I haven't managed to play with fabric and thread very much in the last few weeks, but Christmas preparations in our house are well on track. The house has had its Christmas clean (the boring bit),the Christmas biscuits are made (that's more fun), and the Christmas tree and decorations are up (and that's the best bit by far!)
My first Christmas out of Australia was when I was 22. It was spent with my husband's parents and brothers in Denmark, and what a life changing experience that was! It wasn't only the ice and snow, but the food and the decorations were all so different. The Danish red and white flag lends itself so well to the Christmas theme, and hundreds of tiny Danish flags on strings decorate the Christmas trees. The other decorations were carefully crafted and many were hand embroidered. At least half a dozen different types of Christmas biscuits were made in each home, and served with hot spiced wine for supper, or with coffee at afternoon tea time. Back in Australia, we took our favourites from each of our Christmas traditions, and made Christmas a special family celebration. On Christmas Day, we have the cold meats - ham, roast pork and chicken, and salads that I grew up with. This year, instead of the cold prawns that we usually have, we'll do some extra spicy prawns on the barbecue for our new daughter-in-law who was born in the Philippines and just loves her chili hit! So a new tradition may be born.
For dessert, we have the Danish Ris a l'Amande - a cold vanilla-flavoured rice pudding mixed with whipped cream and chopped almonds, served with a hot cherry sauce, that is much better suited to the Australian heat than the heavy British-style Christmas Pudding that I had never really liked anyway. And instead of fruit cake, I make as many of the Danish Christmas biscuits as I can get done in the weeks before Christmas. This year, we've had a wonderfully cool lead up to Christmas, so I've done lots of baking. The tins are bursting with Brunkager, Pebernodder, Aeggeblommekager, Kanelstjerner and my version of Rutebiler.

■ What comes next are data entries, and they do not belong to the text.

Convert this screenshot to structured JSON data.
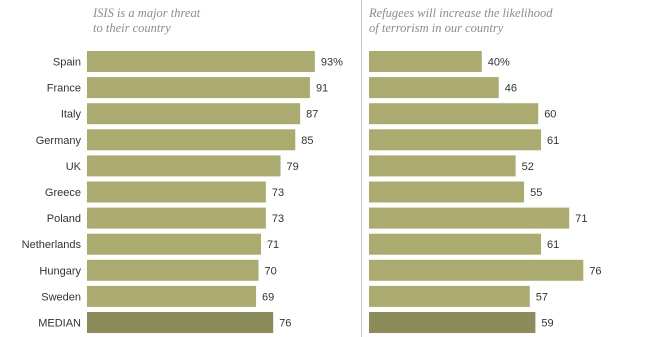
{
  "chart_data": [
    {
      "type": "bar",
      "orientation": "horizontal",
      "subtitle": "ISIS is a major threat\nto their country",
      "categories": [
        "Spain",
        "France",
        "Italy",
        "Germany",
        "UK",
        "Greece",
        "Poland",
        "Netherlands",
        "Hungary",
        "Sweden",
        "MEDIAN"
      ],
      "values": [
        93,
        91,
        87,
        85,
        79,
        73,
        73,
        71,
        70,
        69,
        76
      ],
      "value_labels": [
        "93%",
        "91",
        "87",
        "85",
        "79",
        "73",
        "73",
        "71",
        "70",
        "69",
        "76"
      ],
      "xlim": [
        0,
        100
      ],
      "grid": false,
      "colors": {
        "bar": "#abab6f",
        "median_bar": "#8c8c5b"
      }
    },
    {
      "type": "bar",
      "orientation": "horizontal",
      "subtitle": "Refugees will increase the likelihood\nof terrorism in our country",
      "categories": [
        "Spain",
        "France",
        "Italy",
        "Germany",
        "UK",
        "Greece",
        "Poland",
        "Netherlands",
        "Hungary",
        "Sweden",
        "MEDIAN"
      ],
      "values": [
        40,
        46,
        60,
        61,
        52,
        55,
        71,
        61,
        76,
        57,
        59
      ],
      "value_labels": [
        "40%",
        "46",
        "60",
        "61",
        "52",
        "55",
        "71",
        "61",
        "76",
        "57",
        "59"
      ],
      "xlim": [
        0,
        100
      ],
      "grid": false,
      "colors": {
        "bar": "#abab6f",
        "median_bar": "#8c8c5b"
      }
    }
  ]
}
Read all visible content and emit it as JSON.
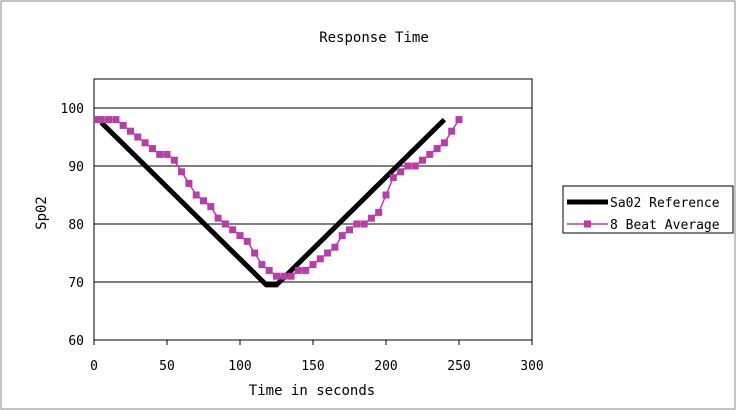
{
  "chart_data": {
    "type": "line",
    "title": "Response Time",
    "xlabel": "Time in seconds",
    "ylabel": "Sp02",
    "xlim": [
      0,
      300
    ],
    "ylim": [
      60,
      105
    ],
    "x_ticks": [
      0,
      50,
      100,
      150,
      200,
      250,
      300
    ],
    "y_ticks": [
      60,
      70,
      80,
      90,
      100
    ],
    "grid": "horizontal",
    "legend_position": "right",
    "series": [
      {
        "name": "Sa02 Reference",
        "color": "#000000",
        "marker": "none",
        "x": [
          5,
          118,
          125,
          240
        ],
        "y": [
          97.5,
          69.5,
          69.5,
          98
        ]
      },
      {
        "name": "8 Beat Average",
        "color": "#b83da8",
        "marker": "square",
        "x": [
          3,
          5,
          10,
          15,
          20,
          25,
          30,
          35,
          40,
          45,
          50,
          55,
          60,
          65,
          70,
          75,
          80,
          85,
          90,
          95,
          100,
          105,
          110,
          115,
          120,
          125,
          130,
          135,
          140,
          145,
          150,
          155,
          160,
          165,
          170,
          175,
          180,
          185,
          190,
          195,
          200,
          205,
          210,
          215,
          220,
          225,
          230,
          235,
          240,
          245,
          250
        ],
        "y": [
          98,
          98,
          98,
          98,
          97,
          96,
          95,
          94,
          93,
          92,
          92,
          91,
          89,
          87,
          85,
          84,
          83,
          81,
          80,
          79,
          78,
          77,
          75,
          73,
          72,
          71,
          71,
          71,
          72,
          72,
          73,
          74,
          75,
          76,
          78,
          79,
          80,
          80,
          81,
          82,
          85,
          88,
          89,
          90,
          90,
          91,
          92,
          93,
          94,
          96,
          98
        ]
      }
    ]
  }
}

I love decorating the tree, because it's so full of memories. The little cross-stitched 'pillows' that my Mum made 30 years ago, using patterns from a Danish cross-stitch book that she'd found, still look as fresh as the day she gave them to me as a surprise. Then there's the tiny knitted angels that my mother-in-law made and posted from Denmark all those years ago, and the angels that I have embroidered. Of course, the strings of flags that we bought in Denmark add the finishing touch, and even though it's a plastic tree, because we can't get anything like the real thing here, and we can't light those candles, it still looks pretty special to us.